Monday, November 27, 2017

When diffusion works backwards

Diffusion of dye in water.
Diffusion is an often confusing concept, but one thing that most people know for sure about diffusion: it spreads things out. Just like when you put a drop of red food coloring into a glass of water, over time, it spreads to make the whole glass of water pink.

But sometimes, diffusion seems to work backwards: it is possible for diffusion, with the help of some (chemical) reactions, to accumulate a type of molecule in one spot.

In our recent work, we found that this is precisely what is happening to the Dorsal gradient. Dorsal is a protein and transcription factor that acts as a morphogen in the early embryo. This just means that it has a concentration gradient in space and tells cells what to do in a concentration-dependent fashion. For a longer reminder of what Dorsal does, see here and here. But for now, what is important is that Dorsal is usually bound to its inhibitor Cactus, and signaling through the Toll receptor on the ventral side of the embryo causes Cactus to be degraded, so that Dorsal is free to go into the nuclei on that side of the embryo.

There are four processes that we know are happening. Together, these four result in accumulation of Dorsal on the ventral side. (1) Cactus (Cact) binds Dorsal (Dl); (2) there is a diffusive flux of Dl/Cact complex to the ventral side (leftward on figure). This diffusive flux is made possible by (3): Toll signaling causes the destruction of Cact on the ventral side. Finally, (4) free Dl is captured by the nuclei, so that it does not diffuse back.

We have known all of this for a long time, but it wasn't until recently that we realized what this meant: that Cactus "shuttles" Dorsal to the ventral side of the embryo. This is because Dorsal/Cactus complex is lost on the ventral side of the embryo (through Toll signaling), which creates an imbalance. Because there is more Dorsal/Cactus complex on the dorsal side of the embryo, it diffuses to the ventral side. On the ventral side, the Dorsal/Cactus complexes that arrive there by diffusion also get broken up by Toll signaling (and the freed Cactus is degraded), and Dorsal goes into the nuclei. Free Dorsal protein does not diffuse back to the dorsal side because it gets stuck in the nuclei. Over time, this means more and more Dorsal gets deposited on the ventral side of the embryo.

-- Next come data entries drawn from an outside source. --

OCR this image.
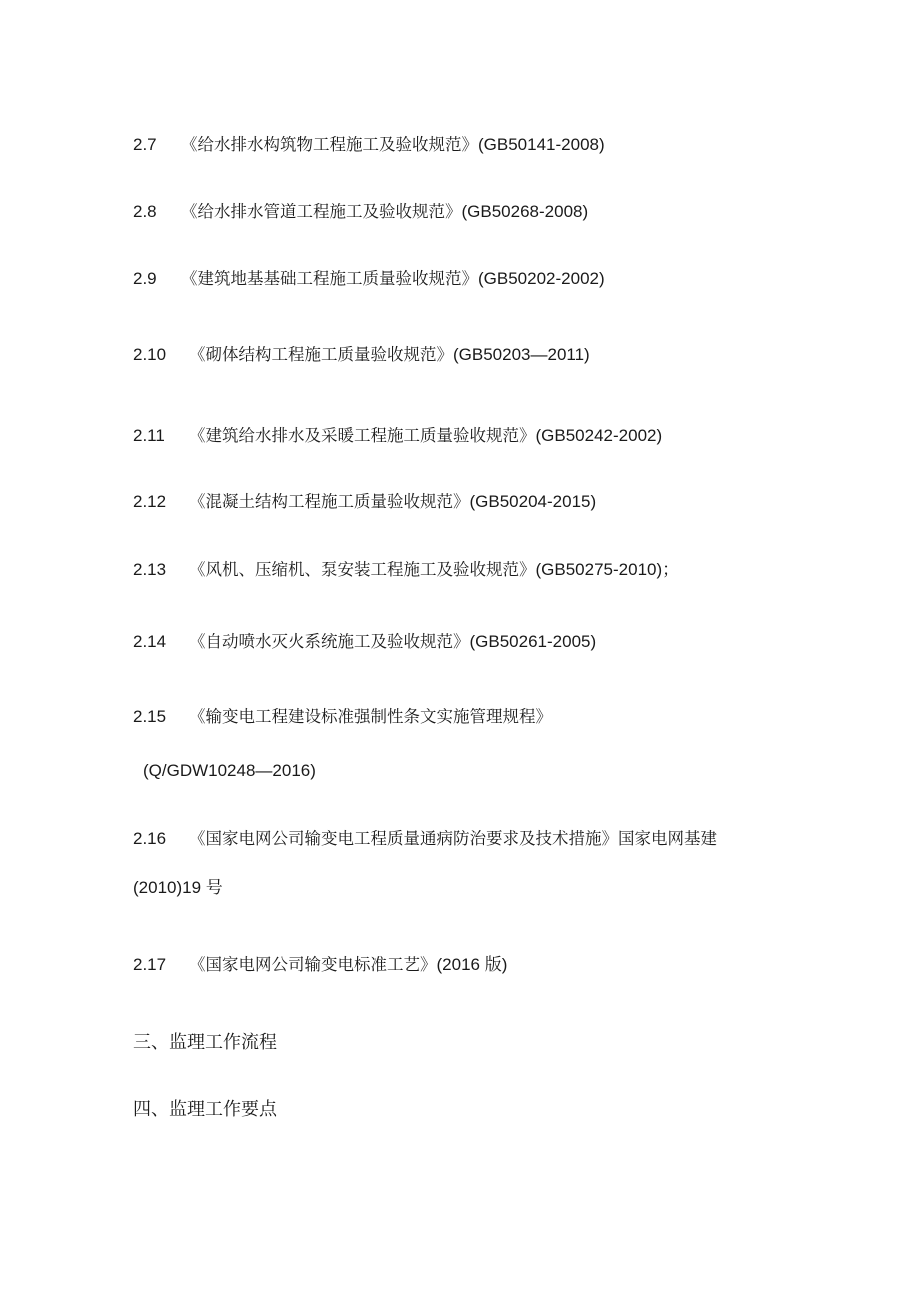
2.7 《给水排水构筑物工程施工及验收规范》(GB50141-2008)
2.8 《给水排水管道工程施工及验收规范》(GB50268-2008)
2.9 《建筑地基基础工程施工质量验收规范》(GB50202-2002)
2.10 《砌体结构工程施工质量验收规范》(GB50203—2011)
2.11 《建筑给水排水及采暖工程施工质量验收规范》(GB50242-2002)
2.12 《混凝土结构工程施工质量验收规范》(GB50204-2015)
2.13 《风机、压缩机、泵安装工程施工及验收规范》(GB50275-2010)；
2.14 《自动喷水灭火系统施工及验收规范》(GB50261-2005)
2.15 《输变电工程建设标准强制性条文实施管理规程》
(Q/GDW10248—2016)
2.16 《国家电网公司输变电工程质量通病防治要求及技术措施》国家电网基建
(2010)19 号
2.17 《国家电网公司输变电标准工艺》(2016 版)
三、监理工作流程
四、监理工作要点
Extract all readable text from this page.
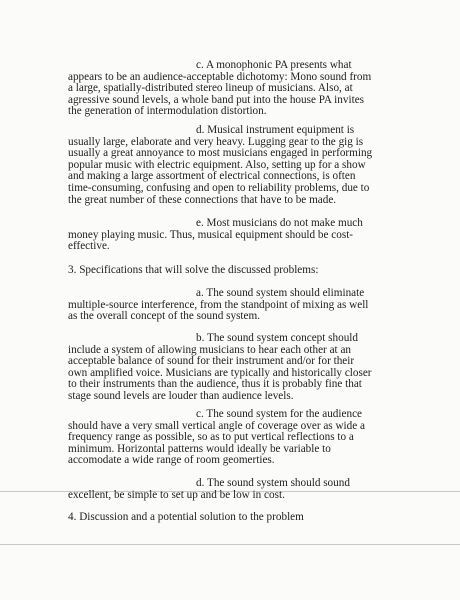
c. A monophonic PA presents what
appears to be an audience-acceptable dichotomy: Mono sound from
a large, spatially-distributed stereo lineup of musicians. Also, at
agressive sound levels, a whole band put into the house PA invites
the generation of intermodulation distortion.
d. Musical instrument equipment is
usually large, elaborate and very heavy. Lugging gear to the gig is
usually a great annoyance to most musicians engaged in performing
popular music with electric equipment. Also, setting up for a show
and making a large assortment of electrical connections, is often
time-consuming, confusing and open to reliability problems, due to
the great number of these connections that have to be made.
e. Most musicians do not make much
money playing music. Thus, musical equipment should be cost-
effective.
3. Specifications that will solve the discussed problems:
a. The sound system should eliminate
multiple-source interference, from the standpoint of mixing as well
as the overall concept of the sound system.
b. The sound system concept should
include a system of allowing musicians to hear each other at an
acceptable balance of sound for their instrument and/or for their
own amplified voice. Musicians are typically and historically closer
to their instruments than the audience, thus it is probably fine that
stage sound levels are louder than audience levels.
c. The sound system for the audience
should have a very small vertical angle of coverage over as wide a
frequency range as possible, so as to put vertical reflections to a
minimum. Horizontal patterns would ideally be variable to
accomodate a wide range of room geomerties.
d. The sound system should sound
excellent, be simple to set up and be low in cost.
4. Discussion and a potential solution to the problem
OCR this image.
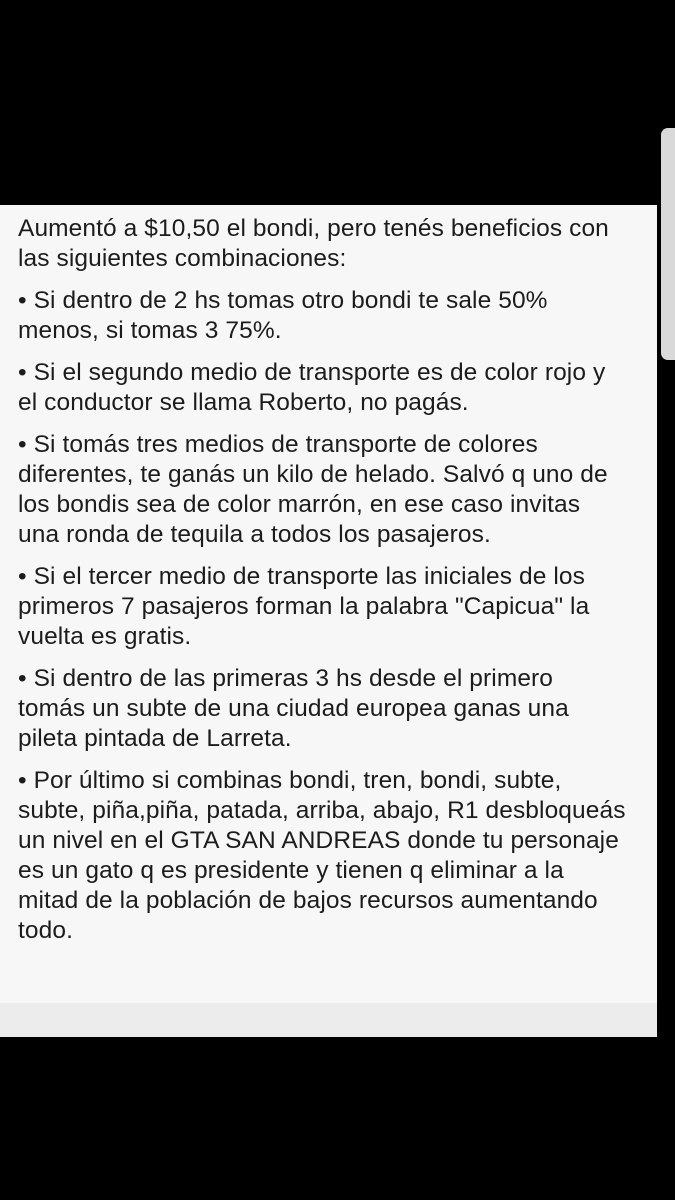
Aumentó a $10,50 el bondi, pero tenés beneficios con
las siguientes combinaciones:

• Si dentro de 2 hs tomas otro bondi te sale 50%
menos, si tomas 3 75%.

• Si el segundo medio de transporte es de color rojo y
el conductor se llama Roberto, no pagás.

• Si tomás tres medios de transporte de colores
diferentes, te ganás un kilo de helado. Salvó q uno de
los bondis sea de color marrón, en ese caso invitas
una ronda de tequila a todos los pasajeros.

• Si el tercer medio de transporte las iniciales de los
primeros 7 pasajeros forman la palabra "Capicua" la
vuelta es gratis.

• Si dentro de las primeras 3 hs desde el primero
tomás un subte de una ciudad europea ganas una
pileta pintada de Larreta.

• Por último si combinas bondi, tren, bondi, subte,
subte, piña,piña, patada, arriba, abajo, R1 desbloqueás
un nivel en el GTA SAN ANDREAS donde tu personaje
es un gato q es presidente y tienen q eliminar a la
mitad de la población de bajos recursos aumentando
todo.
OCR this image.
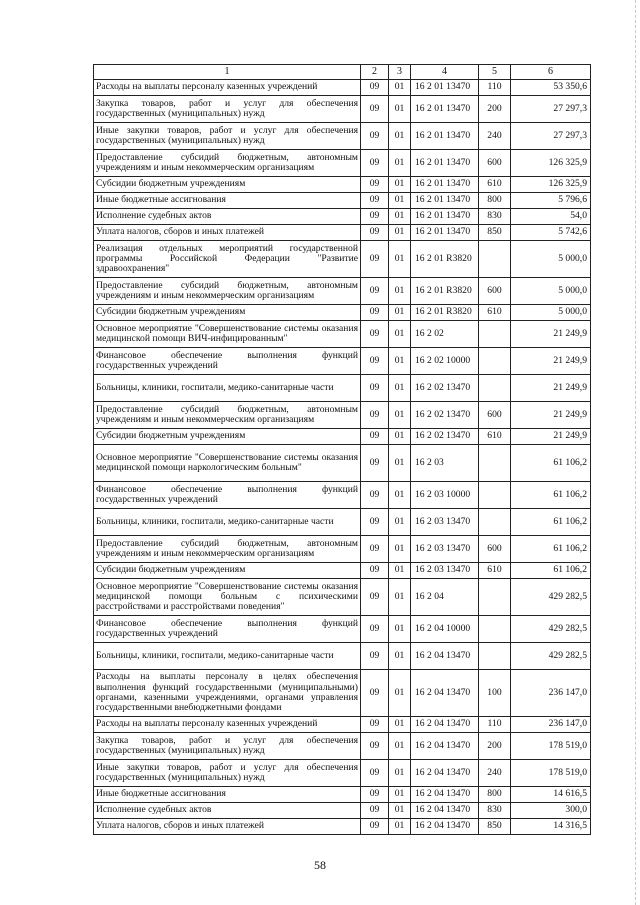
1	2	3	4	5	6
Расходы на выплаты персоналу казенных учреждений	09	01	16 2 01 13470	110	53 350,6
Закупка товаров, работ и услуг для обеспечения государственных (муниципальных) нужд	09	01	16 2 01 13470	200	27 297,3
Иные закупки товаров, работ и услуг для обеспечения государственных (муниципальных) нужд	09	01	16 2 01 13470	240	27 297,3
Предоставление субсидий бюджетным, автономным учреждениям и иным некоммерческим организациям	09	01	16 2 01 13470	600	126 325,9
Субсидии бюджетным учреждениям	09	01	16 2 01 13470	610	126 325,9
Иные бюджетные ассигнования	09	01	16 2 01 13470	800	5 796,6
Исполнение судебных актов	09	01	16 2 01 13470	830	54,0
Уплата налогов, сборов и иных платежей	09	01	16 2 01 13470	850	5 742,6
Реализация отдельных мероприятий государственной программы Российской Федерации "Развитие здравоохранения"	09	01	16 2 01 R3820		5 000,0
Предоставление субсидий бюджетным, автономным учреждениям и иным некоммерческим организациям	09	01	16 2 01 R3820	600	5 000,0
Субсидии бюджетным учреждениям	09	01	16 2 01 R3820	610	5 000,0
Основное мероприятие "Совершенствование системы оказания медицинской помощи ВИЧ-инфицированным"	09	01	16 2 02		21 249,9
Финансовое обеспечение выполнения функций государственных учреждений	09	01	16 2 02 10000		21 249,9
Больницы, клиники, госпитали, медико-санитарные части	09	01	16 2 02 13470		21 249,9
Предоставление субсидий бюджетным, автономным учреждениям и иным некоммерческим организациям	09	01	16 2 02 13470	600	21 249,9
Субсидии бюджетным учреждениям	09	01	16 2 02 13470	610	21 249,9
Основное мероприятие "Совершенствование системы оказания медицинской помощи наркологическим больным"	09	01	16 2 03		61 106,2
Финансовое обеспечение выполнения функций государственных учреждений	09	01	16 2 03 10000		61 106,2
Больницы, клиники, госпитали, медико-санитарные части	09	01	16 2 03 13470		61 106,2
Предоставление субсидий бюджетным, автономным учреждениям и иным некоммерческим организациям	09	01	16 2 03 13470	600	61 106,2
Субсидии бюджетным учреждениям	09	01	16 2 03 13470	610	61 106,2
Основное мероприятие "Совершенствование системы оказания медицинской помощи больным с психическими расстройствами и расстройствами поведения"	09	01	16 2 04		429 282,5
Финансовое обеспечение выполнения функций государственных учреждений	09	01	16 2 04 10000		429 282,5
Больницы, клиники, госпитали, медико-санитарные части	09	01	16 2 04 13470		429 282,5
Расходы на выплаты персоналу в целях обеспечения выполнения функций государственными (муниципальными) органами, казенными учреждениями, органами управления государственными внебюджетными фондами	09	01	16 2 04 13470	100	236 147,0
Расходы на выплаты персоналу казенных учреждений	09	01	16 2 04 13470	110	236 147,0
Закупка товаров, работ и услуг для обеспечения государственных (муниципальных) нужд	09	01	16 2 04 13470	200	178 519,0
Иные закупки товаров, работ и услуг для обеспечения государственных (муниципальных) нужд	09	01	16 2 04 13470	240	178 519,0
Иные бюджетные ассигнования	09	01	16 2 04 13470	800	14 616,5
Исполнение судебных актов	09	01	16 2 04 13470	830	300,0
Уплата налогов, сборов и иных платежей	09	01	16 2 04 13470	850	14 316,5
58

If you've read some of my other blog posts, you'd notice that I've remarked on this before: that clearly there is more Dorsal on the ventral side of the embryo than on the dorsal side. This is why. Unfortunately, as this "shuttling" mechanism is [an ever-so-slight] shift in the standard viewpoint of what Dorsal and Cactus are doing in the early embryo, not everyone agrees this is happening. The problem is, we know the four processes in the figure above are happening, and together, those guarantee that shuttling is happening. The mechanism also explains a lot of previously confounding data.

One final note: shuttling has been discovered before in other contexts. Most notably, in BMP signaling, which is occurring in the fly embryo at the same time as Dorsal signaling, as well as in BMP signaling in vertebrates. Additionally, shuttling has been hypothesized to be occurring upstream of Toll signaling.